Microsoft Research Introduces ‘Tutel’: A High-Performance MoE Library To Facilitate The Development Of Large-Scale DNN (Deep Neural Network) Models


‘The Mixture of Experts (MoE) architecture is a deep learning model architecture in which the computational cost is proportional to the number of parameters, allowing for simpler scaling’. MoE is currently the only approach that has been demonstrated to scale deep learning models to trillions of parameters, paving the way for models capable of learning even more information and powering computer vision, speech recognition, natural language processing, and machine translation systems, among other applications that can help people and organizations in new ways.

Tutel is a high-performance MoE library developed by Microsoft researchers to aid in the development of large-scale DNN (Deep Neural Network) models; Tutel is highly optimized for the new Azure NDm A100 v4 series, and Tutel’s diverse and flexible MoE algorithmic support allows developers across AI domains to execute MoE more easily and efficiently. Tutel achieves an 8.49x speedup on an NDm A100 v4 node with 8 GPUs and a 2.75x speedup on 64 NDm A100 v4 nodes with 512 A100 GPUs compared to state-of-the-art MoE implementations like Meta’s Facebook AI Research Sequence-to-Sequence Toolkit (fairseq) in PyTorch for a single MoE layer.

Tutel delivers a more than 40% speedup for Meta’s 1.1 trillion–parameter MoE language model with 64 NDm A100 v4 nodes for end-to-end performance, thanks to optimization for all-to-all communication. When working on the Azure NDm A100 v4 cluster, Tutel delivers exceptional compatibility and comprehensive capabilities to assure outstanding performance.

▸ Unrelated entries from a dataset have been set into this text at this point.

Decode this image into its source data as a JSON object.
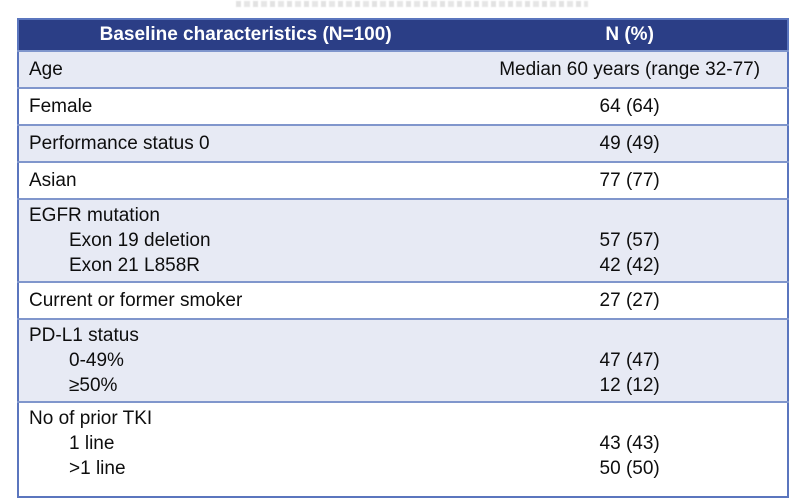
{
  "page": {
    "background": "#ffffff"
  },
  "table": {
    "header": {
      "col1": "Baseline characteristics (N=100)",
      "col2": "N (%)"
    },
    "rows": [
      {
        "labels": [
          "Age"
        ],
        "values": [
          "Median 60 years (range 32-77)"
        ]
      },
      {
        "labels": [
          "Female"
        ],
        "values": [
          "64 (64)"
        ]
      },
      {
        "labels": [
          "Performance status 0"
        ],
        "values": [
          "49 (49)"
        ]
      },
      {
        "labels": [
          "Asian"
        ],
        "values": [
          "77 (77)"
        ]
      },
      {
        "labels": [
          "EGFR mutation",
          "Exon 19 deletion",
          "Exon 21 L858R"
        ],
        "values": [
          "",
          "57 (57)",
          "42 (42)"
        ]
      },
      {
        "labels": [
          "Current or former smoker"
        ],
        "values": [
          "27 (27)"
        ]
      },
      {
        "labels": [
          "PD-L1 status",
          "0-49%",
          "≥50%"
        ],
        "values": [
          "",
          "47 (47)",
          "12 (12)"
        ]
      },
      {
        "labels": [
          "No of prior TKI",
          "1 line",
          ">1 line"
        ],
        "values": [
          "",
          "43 (43)",
          "50 (50)"
        ]
      }
    ],
    "colors": {
      "header_bg": "#2B3E86",
      "header_text": "#FFFFFF",
      "row_shaded_bg": "#E7EAF4",
      "row_plain_bg": "#FFFFFF",
      "separator": "#8096CC",
      "outer_border": "#5B76BE",
      "text": "#0E0E0E"
    }
  }
}
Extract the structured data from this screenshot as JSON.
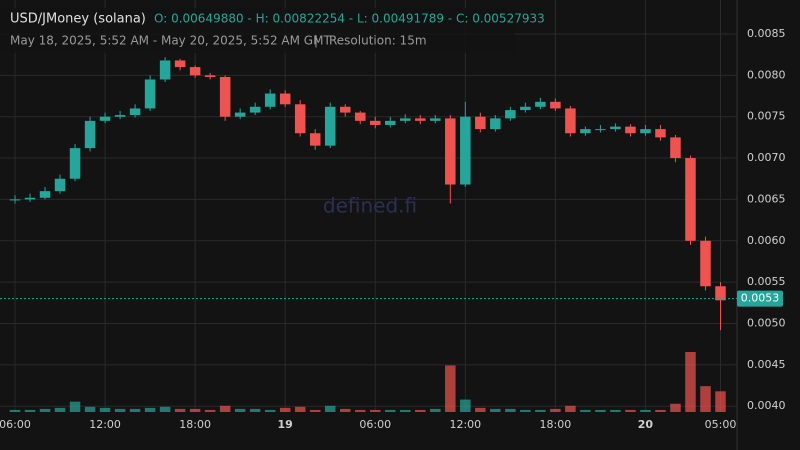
{
  "chart_data": {
    "type": "candlestick",
    "title": "USD/JMoney (solana)",
    "ohlc_summary": "O: 0.00649880 - H: 0.00822254 - L: 0.00491789 - C: 0.00527933",
    "subtitle": "May 18, 2025, 5:52 AM - May 20, 2025, 5:52 AM GMT",
    "resolution": "Resolution: 15m",
    "watermark": "defined.fi",
    "last_price": 0.0053,
    "up_color": "#26a69a",
    "down_color": "#ef5350",
    "x": [
      0,
      1,
      2,
      3,
      4,
      5,
      6,
      7,
      8,
      9,
      10,
      11,
      12,
      13,
      14,
      15,
      16,
      17,
      18,
      19,
      20,
      21,
      22,
      23,
      24,
      25,
      26,
      27,
      28,
      29,
      30,
      31,
      32,
      33,
      34,
      35,
      36,
      37,
      38,
      39,
      40,
      41,
      42,
      43,
      44,
      45,
      46,
      47
    ],
    "open": [
      0.00649,
      0.0065,
      0.00652,
      0.0066,
      0.00675,
      0.00712,
      0.00745,
      0.0075,
      0.00752,
      0.0076,
      0.00795,
      0.00818,
      0.0081,
      0.008,
      0.00798,
      0.0075,
      0.00755,
      0.00762,
      0.00778,
      0.00765,
      0.0073,
      0.00715,
      0.00762,
      0.00755,
      0.00745,
      0.0074,
      0.00745,
      0.00748,
      0.00745,
      0.00748,
      0.00668,
      0.0075,
      0.00735,
      0.00748,
      0.00758,
      0.00762,
      0.00768,
      0.0076,
      0.0073,
      0.00735,
      0.00735,
      0.00738,
      0.0073,
      0.00735,
      0.00725,
      0.007,
      0.006,
      0.00545
    ],
    "high": [
      0.00655,
      0.00657,
      0.00665,
      0.0068,
      0.00717,
      0.0075,
      0.00755,
      0.00757,
      0.00765,
      0.008,
      0.00822,
      0.0082,
      0.00812,
      0.00803,
      0.008,
      0.0076,
      0.00767,
      0.00783,
      0.00782,
      0.0077,
      0.00735,
      0.00767,
      0.00765,
      0.00757,
      0.0075,
      0.0075,
      0.00753,
      0.00752,
      0.00752,
      0.00752,
      0.00768,
      0.00755,
      0.00752,
      0.00762,
      0.00767,
      0.00773,
      0.00772,
      0.00763,
      0.00738,
      0.0074,
      0.00742,
      0.00741,
      0.0074,
      0.0074,
      0.00728,
      0.00703,
      0.00605,
      0.0055
    ],
    "low": [
      0.00645,
      0.00647,
      0.0065,
      0.00657,
      0.00672,
      0.00708,
      0.00742,
      0.00747,
      0.00749,
      0.00757,
      0.00792,
      0.00806,
      0.00797,
      0.00795,
      0.00745,
      0.00747,
      0.00752,
      0.00759,
      0.00762,
      0.00726,
      0.0071,
      0.00712,
      0.0075,
      0.00741,
      0.00736,
      0.00737,
      0.00742,
      0.00741,
      0.00742,
      0.00645,
      0.00665,
      0.00731,
      0.00732,
      0.00745,
      0.00755,
      0.00759,
      0.00757,
      0.00726,
      0.00727,
      0.00731,
      0.00732,
      0.00726,
      0.00727,
      0.00721,
      0.00695,
      0.00595,
      0.0054,
      0.00492
    ],
    "close": [
      0.0065,
      0.00652,
      0.0066,
      0.00675,
      0.00712,
      0.00745,
      0.0075,
      0.00752,
      0.0076,
      0.00795,
      0.00818,
      0.0081,
      0.008,
      0.00798,
      0.0075,
      0.00755,
      0.00762,
      0.00778,
      0.00765,
      0.0073,
      0.00715,
      0.00762,
      0.00755,
      0.00745,
      0.0074,
      0.00745,
      0.00748,
      0.00745,
      0.00748,
      0.00668,
      0.0075,
      0.00735,
      0.00748,
      0.00758,
      0.00762,
      0.00768,
      0.0076,
      0.0073,
      0.00735,
      0.00735,
      0.00738,
      0.0073,
      0.00735,
      0.00725,
      0.007,
      0.006,
      0.00545,
      0.00528
    ],
    "volume": [
      2,
      2,
      3,
      4,
      10,
      5,
      4,
      3,
      3,
      4,
      5,
      3,
      3,
      2,
      6,
      3,
      3,
      2,
      4,
      5,
      2,
      6,
      3,
      2,
      2,
      2,
      2,
      2,
      3,
      45,
      12,
      4,
      3,
      3,
      2,
      2,
      3,
      6,
      2,
      2,
      2,
      2,
      2,
      2,
      8,
      58,
      25,
      20
    ],
    "xlim": [
      -1,
      48.1
    ],
    "ylim": [
      0.00393,
      0.00879
    ],
    "xticks": [
      {
        "value": 0,
        "label": "06:00"
      },
      {
        "value": 6,
        "label": "12:00"
      },
      {
        "value": 12,
        "label": "18:00"
      },
      {
        "value": 18,
        "label": "19"
      },
      {
        "value": 24,
        "label": "06:00"
      },
      {
        "value": 30,
        "label": "12:00"
      },
      {
        "value": 36,
        "label": "18:00"
      },
      {
        "value": 42,
        "label": "20"
      },
      {
        "value": 47,
        "label": "05:00"
      }
    ],
    "yticks": [
      {
        "value": 0.004,
        "label": "0.0040"
      },
      0.0045,
      {
        "value": 0.005,
        "label": "0.0050"
      },
      0.0055,
      {
        "value": 0.006,
        "label": "0.0060"
      },
      0.0065,
      {
        "value": 0.007,
        "label": "0.0070"
      },
      0.0075,
      {
        "value": 0.008,
        "label": "0.0080"
      },
      0.0085
    ],
    "grid": true
  }
}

Tutel is free and open-source software that has been integrated into fairseq.

Tutel is a high-level MoE solution that complements existing high-level MoE solutions like fairseq and FastMoE by focusing on the optimizations of MoE-specific computation and all-to-all communication and other diverse and flexible algorithmic MoE supports. Tutel features a straightforward user interface that makes it simple to combine with other MoE systems. Developers can also use the Tutel interface to include independent MoE layers into their own DNN models from the ground up, taking advantage of the highly optimized state-of-the-art MoE features right away.

MoE-based DNN models rely on a naive combination of numerous off-the-shelf DNN operators supplied by deep learning frameworks such as PyTorch and TensorFlow to assemble the MoE computation due to a lack of efficient implementations. Due to redundant computing, such a method results in considerable performance overheads. Tutel creates and implements many GPU kernels that provide operators for MoE-specific calculations. Tutel, for example, reduces the temporal complexity of dispatching “gating output” from O(N3) to O(N2), improving data dispatching efficiency dramatically. Tutel additionally uses a fast cumsum-minus-one operator, which speeds up the process by 24 times over fairseq.

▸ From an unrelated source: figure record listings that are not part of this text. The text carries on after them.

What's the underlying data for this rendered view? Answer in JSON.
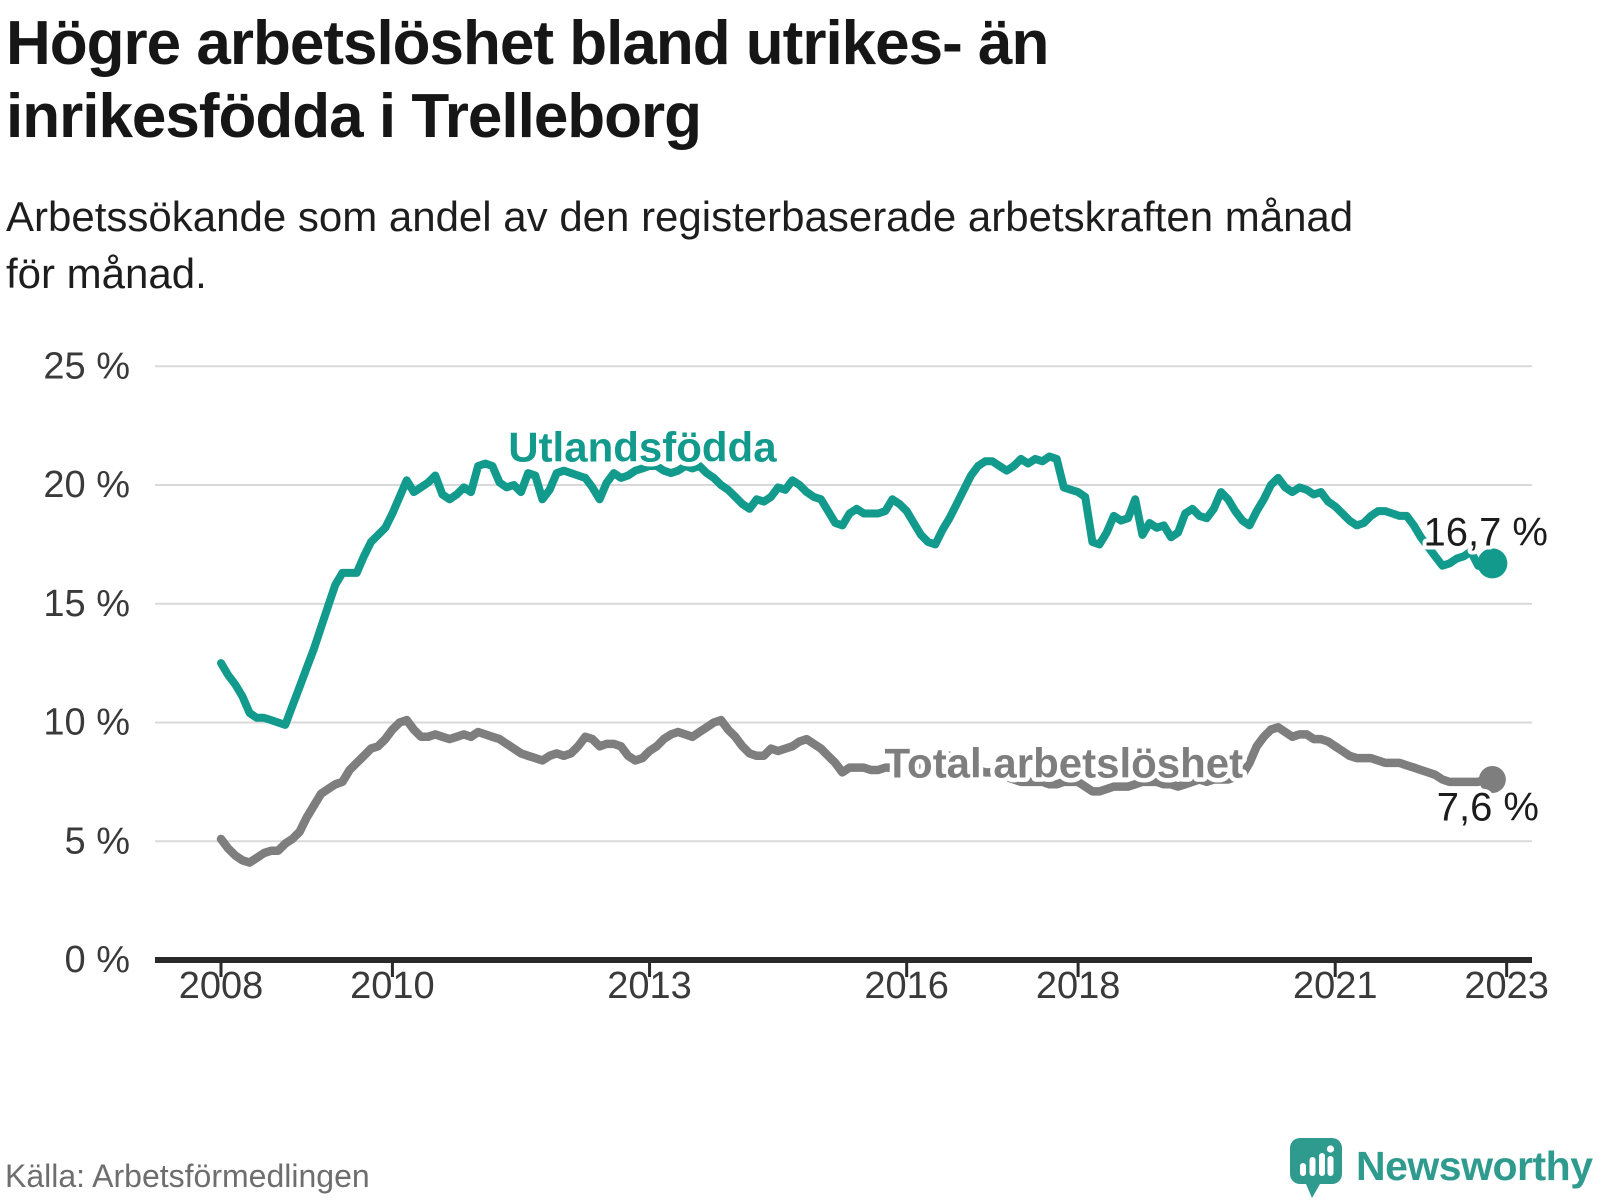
{
  "header": {
    "title_line1": "Högre arbetslöshet bland utrikes- än",
    "title_line2": "inrikesfödda i Trelleborg",
    "subtitle_line1": "Arbetssökande som andel av den registerbaserade arbetskraften månad",
    "subtitle_line2": "för månad."
  },
  "footer": {
    "source": "Källa: Arbetsförmedlingen",
    "logo_text": "Newsworthy",
    "logo_icon": "newsworthy-pin-barchart-icon"
  },
  "colors": {
    "accent_teal": "#129a8d",
    "series_gray": "#7e7e7e",
    "axis_dark": "#2a2a2a",
    "gridline": "#d9d9d9",
    "text_dark": "#1c1c1c",
    "tick_label": "#3a3a3a",
    "logo_teal": "#2f9a8e"
  },
  "chart_data": {
    "type": "line",
    "x_unit": "month",
    "start_month": "2008-01",
    "end_month": "2022-11",
    "grid": true,
    "legend_position": "inline-labels",
    "ylim": [
      0,
      25
    ],
    "y_ticks": [
      {
        "value": 0,
        "label": "0 %"
      },
      {
        "value": 5,
        "label": "5 %"
      },
      {
        "value": 10,
        "label": "10 %"
      },
      {
        "value": 15,
        "label": "15 %"
      },
      {
        "value": 20,
        "label": "20 %"
      },
      {
        "value": 25,
        "label": "25 %"
      }
    ],
    "x_ticks": [
      {
        "year": 2008,
        "label": "2008"
      },
      {
        "year": 2010,
        "label": "2010"
      },
      {
        "year": 2013,
        "label": "2013"
      },
      {
        "year": 2016,
        "label": "2016"
      },
      {
        "year": 2018,
        "label": "2018"
      },
      {
        "year": 2021,
        "label": "2021"
      },
      {
        "year": 2023,
        "label": "2023"
      }
    ],
    "series": [
      {
        "name": "Utlandsfödda",
        "color": "#129a8d",
        "stroke_width": 8,
        "dot_radius": 15,
        "end_label": "16,7 %",
        "end_value": 16.7,
        "end_label_anchor_x": 1548,
        "end_label_dy": -31,
        "label": {
          "month_index": 59,
          "value": 21.6
        },
        "values": [
          12.5,
          12.0,
          11.6,
          11.1,
          10.4,
          10.2,
          10.2,
          10.1,
          10.0,
          9.9,
          10.7,
          11.5,
          12.3,
          13.1,
          14.0,
          14.9,
          15.8,
          16.3,
          16.3,
          16.3,
          17.0,
          17.6,
          17.9,
          18.2,
          18.8,
          19.5,
          20.2,
          19.7,
          19.9,
          20.1,
          20.4,
          19.6,
          19.4,
          19.6,
          19.9,
          19.7,
          20.8,
          20.9,
          20.8,
          20.1,
          19.9,
          20.0,
          19.7,
          20.5,
          20.4,
          19.4,
          19.8,
          20.5,
          20.6,
          20.5,
          20.4,
          20.3,
          19.9,
          19.4,
          20.1,
          20.5,
          20.3,
          20.4,
          20.6,
          20.7,
          20.8,
          20.8,
          20.6,
          20.5,
          20.6,
          20.8,
          20.7,
          20.8,
          20.5,
          20.3,
          20.0,
          19.8,
          19.5,
          19.2,
          19.0,
          19.4,
          19.3,
          19.5,
          19.9,
          19.8,
          20.2,
          20.0,
          19.7,
          19.5,
          19.4,
          18.9,
          18.4,
          18.3,
          18.8,
          19.0,
          18.8,
          18.8,
          18.8,
          18.9,
          19.4,
          19.2,
          18.9,
          18.4,
          17.9,
          17.6,
          17.5,
          18.1,
          18.6,
          19.2,
          19.8,
          20.4,
          20.8,
          21.0,
          21.0,
          20.8,
          20.6,
          20.8,
          21.1,
          20.9,
          21.1,
          21.0,
          21.2,
          21.1,
          19.9,
          19.8,
          19.7,
          19.5,
          17.6,
          17.5,
          18.0,
          18.7,
          18.5,
          18.6,
          19.4,
          17.9,
          18.4,
          18.2,
          18.3,
          17.8,
          18.0,
          18.8,
          19.0,
          18.7,
          18.6,
          19.0,
          19.7,
          19.4,
          18.9,
          18.5,
          18.3,
          18.9,
          19.4,
          20.0,
          20.3,
          19.9,
          19.7,
          19.9,
          19.8,
          19.6,
          19.7,
          19.3,
          19.1,
          18.8,
          18.5,
          18.3,
          18.4,
          18.7,
          18.9,
          18.9,
          18.8,
          18.7,
          18.7,
          18.3,
          17.8,
          17.4,
          17.0,
          16.6,
          16.7,
          16.9,
          17.0,
          17.2,
          16.6,
          16.5,
          16.7
        ]
      },
      {
        "name": "Total arbetslöshet",
        "color": "#7e7e7e",
        "stroke_width": 8.5,
        "dot_radius": 13.5,
        "end_label": "7,6 %",
        "end_value": 7.6,
        "end_label_anchor_x": 1539,
        "end_label_dy": 28,
        "label": {
          "month_index": 118,
          "value": 8.3
        },
        "values": [
          5.1,
          4.7,
          4.4,
          4.2,
          4.1,
          4.3,
          4.5,
          4.6,
          4.6,
          4.9,
          5.1,
          5.4,
          6.0,
          6.5,
          7.0,
          7.2,
          7.4,
          7.5,
          8.0,
          8.3,
          8.6,
          8.9,
          9.0,
          9.3,
          9.7,
          10.0,
          10.1,
          9.7,
          9.4,
          9.4,
          9.5,
          9.4,
          9.3,
          9.4,
          9.5,
          9.4,
          9.6,
          9.5,
          9.4,
          9.3,
          9.1,
          8.9,
          8.7,
          8.6,
          8.5,
          8.4,
          8.6,
          8.7,
          8.6,
          8.7,
          9.0,
          9.4,
          9.3,
          9.0,
          9.1,
          9.1,
          9.0,
          8.6,
          8.4,
          8.5,
          8.8,
          9.0,
          9.3,
          9.5,
          9.6,
          9.5,
          9.4,
          9.6,
          9.8,
          10.0,
          10.1,
          9.7,
          9.4,
          9.0,
          8.7,
          8.6,
          8.6,
          8.9,
          8.8,
          8.9,
          9.0,
          9.2,
          9.3,
          9.1,
          8.9,
          8.6,
          8.3,
          7.9,
          8.1,
          8.1,
          8.1,
          8.0,
          8.0,
          8.1,
          8.1,
          8.1,
          8.2,
          8.1,
          8.2,
          8.3,
          8.4,
          8.5,
          8.6,
          8.5,
          8.4,
          8.2,
          8.0,
          7.9,
          7.9,
          7.8,
          7.7,
          7.6,
          7.5,
          7.5,
          7.5,
          7.5,
          7.4,
          7.4,
          7.5,
          7.5,
          7.5,
          7.3,
          7.1,
          7.1,
          7.2,
          7.3,
          7.3,
          7.3,
          7.4,
          7.5,
          7.5,
          7.5,
          7.4,
          7.4,
          7.3,
          7.4,
          7.5,
          7.6,
          7.5,
          7.6,
          7.6,
          7.6,
          7.7,
          7.8,
          8.3,
          9.0,
          9.4,
          9.7,
          9.8,
          9.6,
          9.4,
          9.5,
          9.5,
          9.3,
          9.3,
          9.2,
          9.0,
          8.8,
          8.6,
          8.5,
          8.5,
          8.5,
          8.4,
          8.3,
          8.3,
          8.3,
          8.2,
          8.1,
          8.0,
          7.9,
          7.8,
          7.6,
          7.5,
          7.5,
          7.5,
          7.5,
          7.5,
          7.6,
          7.6
        ]
      }
    ]
  }
}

Tutel optimizes all-to-all collective communication on Azure NDm A100 v4 clusters for large-scale MoE training, including CPU-GPU binding and adaptive routing (AR) adjustment. On a multi-non-uniform memory access (NUMA) system, effective CPU-GPU binding is crucial for all-to-all performance, notably on the NDm A100 v4 nodes. Unfortunately, present machine learning frameworks lack an efficient all-to-all communication library, resulting in large-scale distributed training performance regression. Tutel automatically optimizes the binding and provides an intuitive interface for fine-tuning by the user. Tutel also uses multipath technology, specifically AR, on NDm A100 v4 clusters. The total data traffic size of the communication for each GPU does not change in MoE’s all-to-all communication, but the data size between each GPU pair shrinks as the number of GPUs grows.

On Azure NDm A100 v4, Meta has been using Tutel to train its large language model, which uses an attention-based neural architecture akin to GPT-3. The model consists of 32 layers of attention, each with 32 x 128-dimension heads. One MoE layer is present in every two layers, and each GPU has one expert. SInce all-to-all communication becomes the bottleneck as the number of GPUs increases, Tutel gains up to 131 percent with 8 A100 GPUs to 40 percent with 512 A100 GPUs. In the next version, more optimizations are expected.

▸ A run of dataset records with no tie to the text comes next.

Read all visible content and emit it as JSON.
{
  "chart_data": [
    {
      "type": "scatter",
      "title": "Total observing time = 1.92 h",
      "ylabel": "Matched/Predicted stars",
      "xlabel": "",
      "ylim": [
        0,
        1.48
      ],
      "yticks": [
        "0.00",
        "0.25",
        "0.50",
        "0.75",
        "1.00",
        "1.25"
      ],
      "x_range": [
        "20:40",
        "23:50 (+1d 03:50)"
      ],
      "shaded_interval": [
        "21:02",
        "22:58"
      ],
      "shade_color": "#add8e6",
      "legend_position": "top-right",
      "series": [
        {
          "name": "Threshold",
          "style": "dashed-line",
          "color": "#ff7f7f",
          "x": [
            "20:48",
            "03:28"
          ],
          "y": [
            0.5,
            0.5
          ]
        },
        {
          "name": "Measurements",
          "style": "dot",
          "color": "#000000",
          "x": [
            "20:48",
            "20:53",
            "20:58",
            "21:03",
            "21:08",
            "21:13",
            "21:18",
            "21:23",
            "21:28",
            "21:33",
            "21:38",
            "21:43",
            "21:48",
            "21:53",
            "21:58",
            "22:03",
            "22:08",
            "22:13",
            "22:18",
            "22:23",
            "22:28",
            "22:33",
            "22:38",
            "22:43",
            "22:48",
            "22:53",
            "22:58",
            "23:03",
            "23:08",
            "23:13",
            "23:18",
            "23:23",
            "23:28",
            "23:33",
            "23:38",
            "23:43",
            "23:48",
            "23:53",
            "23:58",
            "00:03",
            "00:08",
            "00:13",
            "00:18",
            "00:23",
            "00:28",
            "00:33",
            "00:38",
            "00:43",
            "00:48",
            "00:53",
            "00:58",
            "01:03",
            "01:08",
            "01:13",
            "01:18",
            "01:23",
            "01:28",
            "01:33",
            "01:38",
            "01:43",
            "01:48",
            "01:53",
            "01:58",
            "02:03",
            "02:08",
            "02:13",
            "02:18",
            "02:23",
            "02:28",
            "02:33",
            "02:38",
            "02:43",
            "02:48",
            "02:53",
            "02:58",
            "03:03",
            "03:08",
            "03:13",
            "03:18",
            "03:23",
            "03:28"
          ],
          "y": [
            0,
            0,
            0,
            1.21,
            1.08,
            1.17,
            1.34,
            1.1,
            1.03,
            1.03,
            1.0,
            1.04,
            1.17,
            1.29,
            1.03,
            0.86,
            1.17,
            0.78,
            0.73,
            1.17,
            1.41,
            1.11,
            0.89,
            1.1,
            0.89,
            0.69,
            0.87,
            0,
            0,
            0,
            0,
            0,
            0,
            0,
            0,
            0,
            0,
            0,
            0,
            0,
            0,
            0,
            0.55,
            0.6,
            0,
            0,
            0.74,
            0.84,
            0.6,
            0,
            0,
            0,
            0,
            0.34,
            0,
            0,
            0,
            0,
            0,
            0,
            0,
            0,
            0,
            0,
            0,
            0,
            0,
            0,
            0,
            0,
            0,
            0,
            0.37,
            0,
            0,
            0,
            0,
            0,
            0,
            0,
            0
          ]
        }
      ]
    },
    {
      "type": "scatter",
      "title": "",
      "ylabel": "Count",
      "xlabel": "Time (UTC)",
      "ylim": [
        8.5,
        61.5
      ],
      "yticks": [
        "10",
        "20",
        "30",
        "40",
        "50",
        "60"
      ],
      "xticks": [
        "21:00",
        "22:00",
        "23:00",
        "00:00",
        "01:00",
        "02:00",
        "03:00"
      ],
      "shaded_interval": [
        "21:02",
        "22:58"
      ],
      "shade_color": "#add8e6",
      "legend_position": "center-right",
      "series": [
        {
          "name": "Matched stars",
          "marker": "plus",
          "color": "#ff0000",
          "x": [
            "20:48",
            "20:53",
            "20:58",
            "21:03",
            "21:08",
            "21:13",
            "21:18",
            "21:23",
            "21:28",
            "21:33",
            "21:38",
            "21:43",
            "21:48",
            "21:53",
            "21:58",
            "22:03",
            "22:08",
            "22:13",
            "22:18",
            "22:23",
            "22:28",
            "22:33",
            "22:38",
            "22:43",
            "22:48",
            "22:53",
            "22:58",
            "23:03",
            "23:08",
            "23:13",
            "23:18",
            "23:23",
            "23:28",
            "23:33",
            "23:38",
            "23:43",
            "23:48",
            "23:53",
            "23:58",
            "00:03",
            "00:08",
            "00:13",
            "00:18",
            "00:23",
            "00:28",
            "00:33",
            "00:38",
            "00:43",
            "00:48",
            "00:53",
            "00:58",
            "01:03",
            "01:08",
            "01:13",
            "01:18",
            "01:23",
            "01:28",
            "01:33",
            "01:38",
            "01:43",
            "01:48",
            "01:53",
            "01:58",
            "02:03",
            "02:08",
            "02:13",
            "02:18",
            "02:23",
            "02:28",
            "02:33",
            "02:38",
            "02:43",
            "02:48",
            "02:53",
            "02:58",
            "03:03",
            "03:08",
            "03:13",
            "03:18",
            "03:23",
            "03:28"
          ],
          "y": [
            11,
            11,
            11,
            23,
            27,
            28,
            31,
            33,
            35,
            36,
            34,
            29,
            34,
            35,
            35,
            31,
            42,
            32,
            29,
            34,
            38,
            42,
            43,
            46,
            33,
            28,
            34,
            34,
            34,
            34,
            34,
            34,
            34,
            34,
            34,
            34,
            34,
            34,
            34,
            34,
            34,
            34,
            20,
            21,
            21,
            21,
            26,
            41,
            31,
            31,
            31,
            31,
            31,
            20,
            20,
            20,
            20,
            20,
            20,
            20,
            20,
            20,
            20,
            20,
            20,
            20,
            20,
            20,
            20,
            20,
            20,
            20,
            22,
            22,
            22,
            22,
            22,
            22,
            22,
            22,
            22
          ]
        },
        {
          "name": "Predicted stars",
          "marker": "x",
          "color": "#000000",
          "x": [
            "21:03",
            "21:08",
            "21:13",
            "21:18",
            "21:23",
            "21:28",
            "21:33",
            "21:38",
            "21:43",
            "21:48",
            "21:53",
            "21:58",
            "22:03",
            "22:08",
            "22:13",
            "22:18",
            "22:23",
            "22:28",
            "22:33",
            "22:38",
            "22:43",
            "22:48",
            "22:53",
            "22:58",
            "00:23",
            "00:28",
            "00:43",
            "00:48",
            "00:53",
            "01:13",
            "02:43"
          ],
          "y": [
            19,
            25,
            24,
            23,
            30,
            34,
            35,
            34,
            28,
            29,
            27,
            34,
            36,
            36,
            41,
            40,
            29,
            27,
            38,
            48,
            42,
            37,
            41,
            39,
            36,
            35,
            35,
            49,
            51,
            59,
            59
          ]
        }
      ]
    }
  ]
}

MoE is a technology that has a lot of potentials. It allows for holistic training using approaches from a variety of fields, such as systematic routing and network balancing with large nodes, and it can even take advantage of GPU-based acceleration. Tutel outperformed the fairseq framework and has since been incorporated into the DeepSpeed framework. Tutel and related connections will help Azure services, particularly for companies looking to scale huge models easily. Tutel will continue to evolve and offer more exciting outcomes, as the MoE is still in its early phases and more efforts are required to realize its full potential.